HDMI端子はHDMI 2.1に規定される各項目のうち4K/120p、VRR(可変リフレッシュレート)、ALLM(自動低遅延モード)、eARCに対応。なおVRRは発売後のソフトウェアアップデートでの対応を予定しています。PS5などの最新ゲーム機への対応はこれで万全です。
なお、4K/120Hz入力対応になっているのはHDMI入力3と4だけです。
明るい部分を、より明るく映し出すための回路である「XR Contrast Booster」の性能を表す数値が、X95Jでは「XR Contrast Booster10」、X90Jでは「XR Contrast Booster5」となっています。
「X95J」シリーズでは、新たに低反射パネルによる「X-Anti Reflection」を採用。明るい環境下において正面から視聴している時に、暗いシーンが白っぽくなることや映り込みを防げるようにしています。なお、本仕様は85型と75型への搭載で、65型は採用していません。
また、「X95J」シリーズのみ、独自の高視野角技術「X-Wide Angle」を投入、液晶テレビの弱点であった視野角を改善しています。
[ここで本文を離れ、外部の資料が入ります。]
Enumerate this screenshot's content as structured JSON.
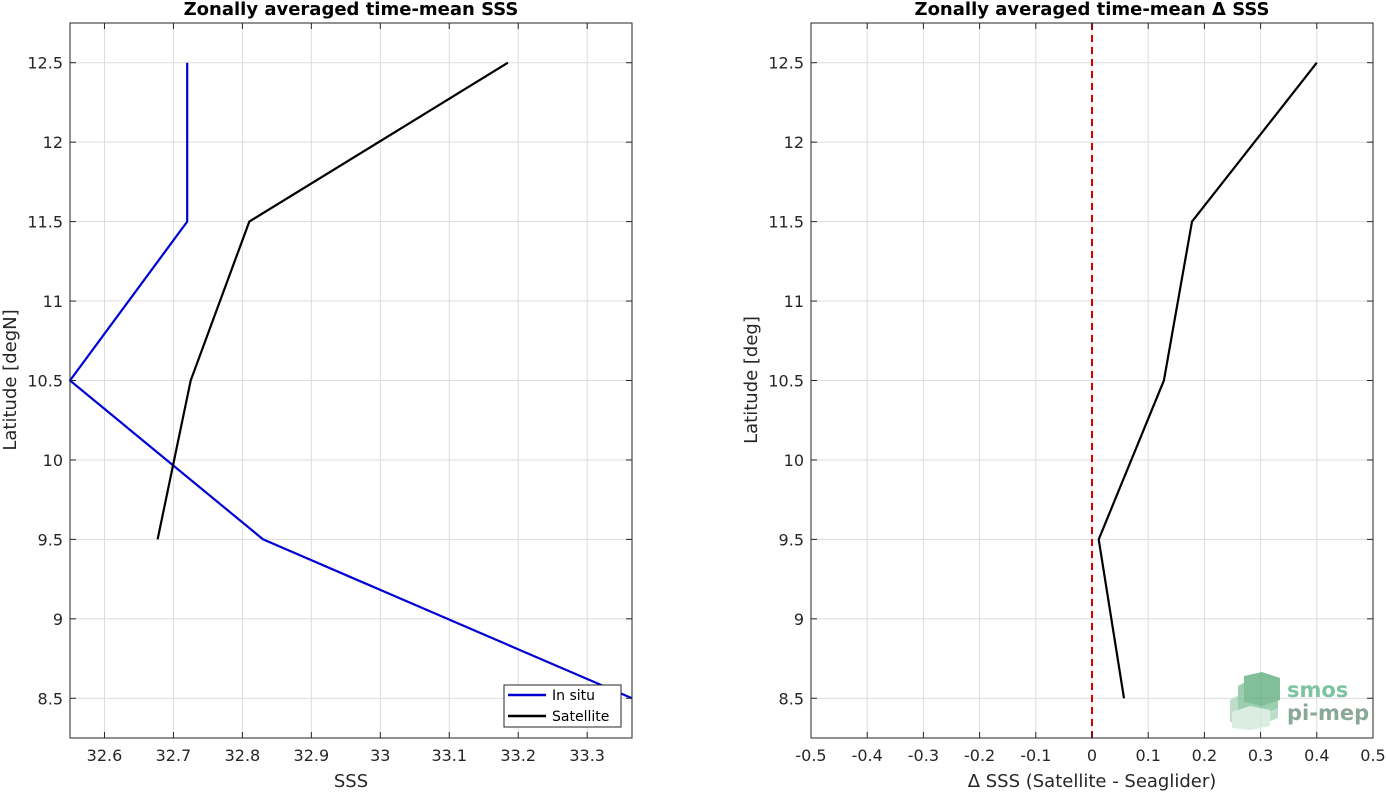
{
  "chart_data": [
    {
      "type": "line",
      "title": "Zonally averaged time-mean SSS",
      "xlabel": "SSS",
      "ylabel": "Latitude [degN]",
      "xlim": [
        32.55,
        33.365
      ],
      "ylim": [
        8.25,
        12.75
      ],
      "xticks": [
        "32.6",
        "32.7",
        "32.8",
        "32.9",
        "33",
        "33.1",
        "33.2",
        "33.3"
      ],
      "xtick_values": [
        32.6,
        32.7,
        32.8,
        32.9,
        33.0,
        33.1,
        33.2,
        33.3
      ],
      "yticks": [
        "8.5",
        "9",
        "9.5",
        "10",
        "10.5",
        "11",
        "11.5",
        "12",
        "12.5"
      ],
      "ytick_values": [
        8.5,
        9,
        9.5,
        10,
        10.5,
        11,
        11.5,
        12,
        12.5
      ],
      "grid": true,
      "legend_position": "bottom-right",
      "series": [
        {
          "name": "In situ",
          "color": "#0000d4",
          "points": [
            [
              33.365,
              8.5
            ],
            [
              32.83,
              9.5
            ],
            [
              32.55,
              10.5
            ],
            [
              32.72,
              11.5
            ],
            [
              32.72,
              12.5
            ]
          ]
        },
        {
          "name": "Satellite",
          "color": "#000000",
          "points": [
            [
              32.677,
              9.5
            ],
            [
              32.725,
              10.5
            ],
            [
              32.81,
              11.5
            ],
            [
              33.185,
              12.5
            ]
          ]
        }
      ]
    },
    {
      "type": "line",
      "title": "Zonally averaged time-mean Δ SSS",
      "xlabel": "Δ SSS (Satellite - Seaglider)",
      "ylabel": "Latitude [deg]",
      "xlim": [
        -0.5,
        0.5
      ],
      "ylim": [
        8.25,
        12.75
      ],
      "xticks": [
        "-0.5",
        "-0.4",
        "-0.3",
        "-0.2",
        "-0.1",
        "0",
        "0.1",
        "0.2",
        "0.3",
        "0.4",
        "0.5"
      ],
      "xtick_values": [
        -0.5,
        -0.4,
        -0.3,
        -0.2,
        -0.1,
        0,
        0.1,
        0.2,
        0.3,
        0.4,
        0.5
      ],
      "yticks": [
        "8.5",
        "9",
        "9.5",
        "10",
        "10.5",
        "11",
        "11.5",
        "12",
        "12.5"
      ],
      "ytick_values": [
        8.5,
        9,
        9.5,
        10,
        10.5,
        11,
        11.5,
        12,
        12.5
      ],
      "grid": true,
      "reference_line": {
        "x": 0,
        "color": "#d40000",
        "style": "dashed"
      },
      "series": [
        {
          "color": "#000000",
          "points": [
            [
              0.057,
              8.5
            ],
            [
              0.012,
              9.5
            ],
            [
              0.128,
              10.5
            ],
            [
              0.178,
              11.5
            ],
            [
              0.4,
              12.5
            ]
          ]
        }
      ]
    }
  ],
  "logo": {
    "line1": "smos",
    "line2": "pi-mep"
  }
}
両シリーズともに、音声回路自体は同等ですが、X95Jシリーズはアンプを3個搭載の実用最大出力が50Wで、スピーカー構成がミッドレンジ×2(10+10)ツイーター×2(10+10)サブウーファー×1(10)となっています。
一方。X90Jシリーズはアンプを1個搭載の実用最大出力が20Wで、フルレンジ×2、ツイーター×2(10+10)(フルレンジとツイーターが1組で10W×2)と、アンプ、スピーカーの規模が異なっています。
X90Jシリーズはフルレンジで低中高音を引き出せるという「X-Balanced Speaker」という新形状の振動版を搭載。X95Jシリーズはマルチウェイスピーカー化することでワイドレンジ再生を実現しているため不要となっており従って、「X-Balanced Speaker」は搭載していません。
「X95J」シリーズのほうがスピーカー再生におけるレンジ感やパワー感が優れていると言えるでしょう。
「X95J」シリーズの85/75型には、画面の両端/中央寄り/サウンドバー設置用に画面の高さを上げるという3通りの設置が可能な3wayスタンドを、65型には中央寄りポジションを省いた2wayスタンドを採用。
「X90J」シリーズは50型を除いて他サイズに、画面の両端または中央寄り設置が可能な2wayスタンドを採用。
設置バリエーションの多さは「X95J」シリーズと言えるでしょう。サウンドバーとより併用したいのは、本当はスピーカー構成を落としている「X90X」シリーズなのですが、サウンドバー設置用に画面の高さを上げられるのは「X95J」シリーズのみであることに注意しましょう。
サイズ展開は「X95J」が85型、75型、65型で、「X90J」が75型、65型、55型、50型。85型は「X95J」のみとなっています。とにかく大画面を!という方は「A95J」ということになるでしょう。逆に最小サイズの50型なら「A90J」となります。
外形寸法と重量は、X95Jの85型が188.8×45×109.8cm(スタンド外側時)で51.2kg。75型が、166.7×39×97.4cm(標準スタイル)で39.1kg。65型が144.3×33.8×84.8cm(標準スタイル)で28.5kg。
X90Jの75型が167.5×41.5×103.4cm(スタンド外側時)で35.4kg、65型が145.2×35.4×90.3cm(スタンド外側時)で24.6kg、55型が123.3×32.4×78.3cm(スタンド外側時)で18.7kg、50型が111.9×29.6×71.3cmで14.7kg(4Kテレビ+SONY)。